Alexandre Strokanov: There is one letter in the alphabet that they find it difficult to pronounce, ‘ы’. But it takes a week or two to master. Then, of course, the cases. Overall, I find all this talk of how difficult the Russian language is to be an exaggeration.

It is not so much an issue of how difficult it is than an issue of not having enough practice. I studied English at school and, of course, I could not speak it. Then I studied it at university, then I presented my PhD in English and still I could not speak it.

Alexandre Strokanov. Source: Press Photo

I began to speak English when I became a man of business! I worked in the marble business with American partners and I had to speak the language. And then, when I was invited to teach at a university, I simply had no choice.

RBTH: How do you address the issue of the lack of practice?

A.S.: The internet, Skype, conferences and travel. Via video links [which are organized with Russian universities – RBTH] they don’t have to speak Russian. The audience at these events is very diverse and not all of them are doing Russian. I keep telling them: Speak the language, it is practice.
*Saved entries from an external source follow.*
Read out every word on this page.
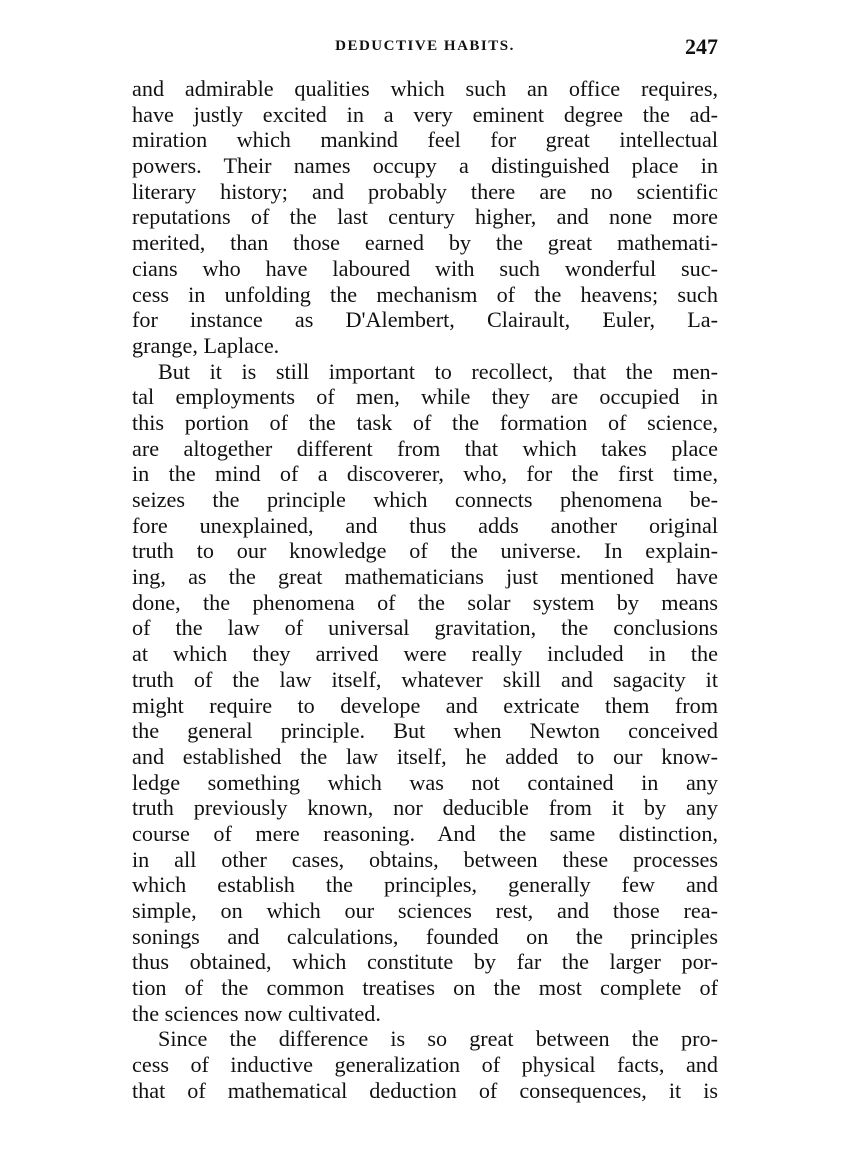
DEDUCTIVE HABITS.	247
and admirable qualities which such an office requires,
have justly excited in a very eminent degree the ad-
miration which mankind feel for great intellectual
powers. Their names occupy a distinguished place in
literary history; and probably there are no scientific
reputations of the last century higher, and none more
merited, than those earned by the great mathemati-
cians who have laboured with such wonderful suc-
cess in unfolding the mechanism of the heavens; such
for instance as D'Alembert, Clairault, Euler, La-
grange, Laplace.
But it is still important to recollect, that the men-
tal employments of men, while they are occupied in
this portion of the task of the formation of science,
are altogether different from that which takes place
in the mind of a discoverer, who, for the first time,
seizes the principle which connects phenomena be-
fore unexplained, and thus adds another original
truth to our knowledge of the universe. In explain-
ing, as the great mathematicians just mentioned have
done, the phenomena of the solar system by means
of the law of universal gravitation, the conclusions
at which they arrived were really included in the
truth of the law itself, whatever skill and sagacity it
might require to develope and extricate them from
the general principle. But when Newton conceived
and established the law itself, he added to our know-
ledge something which was not contained in any
truth previously known, nor deducible from it by any
course of mere reasoning. And the same distinction,
in all other cases, obtains, between these processes
which establish the principles, generally few and
simple, on which our sciences rest, and those rea-
sonings and calculations, founded on the principles
thus obtained, which constitute by far the larger por-
tion of the common treatises on the most complete of
the sciences now cultivated.
Since the difference is so great between the pro-
cess of inductive generalization of physical facts, and
that of mathematical deduction of consequences, it is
Most do, but others are shy and speak English. The same is true for the Russian side: Many students speak English and welcome an opportunity to practice it, while others are shy and prefer to speak Russian. In the end, we get a free linguistic exchange and I provide simultaneous interpretation.

RBTH: Now to politics: How is the atmosphere, which is becoming increasingly tense, affecting interest in the Russian language?

A.S.: I think interest will grow. This is my forecast. Here there arises a very interesting situation. If we compare the Cold War with the 1990s, back then there was a much higher demand for the Russian language, there was funding from the U.S. government. Then came the 1990s and everything fell apart.

We noticed a rise in interest – the very beginning of it – in the Russian language some time in the early 2000s. The more confident Russia was becoming, the bigger that interest grew. Now this new confrontation will only spur more interest.

Why? Because ordinary Americans do not necessarily think the same way as American politicians. Many people simply do not trust politicians. All the more so since with the internet now anyone can collect and collate information. And when, in an interview for The Economist, Obama makes four mistakes in a single paragraph, it is awful! My students simply laughed at that. The Russian language is an alternative source of information. Learn it.

It is very important whether Russian will be taught as the language of a potential enemy and, therefore, whether the message in the learning will be: “We are studying an enemy’s language” or whether the message will be that we are studying the language of a friend but we have some questions that we would like to clarify.

RBTH: Can it be said that the Americans are living in a Cold War atmosphere?

A.S.: America has numerous problems of its own. A comparison with the Cold War is not the most fortunate one, because back then Americans were really worried by relations with the USSR. My American friends say: “We were genuinely afraid of you.” This is no longer the case. An ordinary American these days is more concerned about his everyday problems rather than the problems of Russia, Ukraine and the rest of it. The Cold War was a serious era after all. I don’t think we’ll see a repetition of it.

It is another thing that the American political class currently has very few politicians capable of a different tone of conversation and a different attitude.

Then again, look at how Russia experts are being trained now. Since the U.S. government is cutting down support programs for Russian studies, Russia should choose the right approach and start operating on the principle of a state order.

“We are ready to support those Russian programs in America that will cooperate with Russian universities and where we shall have a voice.” I am sure that many American universities will agree to that.

RBTH: And a quick question not related to politics: Could you please name your three favorite books?

A.S.: My most favorite book is The Master and Margarita by Mikhail Bulgakov, followed by The Possessed by Fyodor Dostoyevsky. Of contemporary books, I liked Alexei Ivanov’s The Geographer Drank His Globe Away.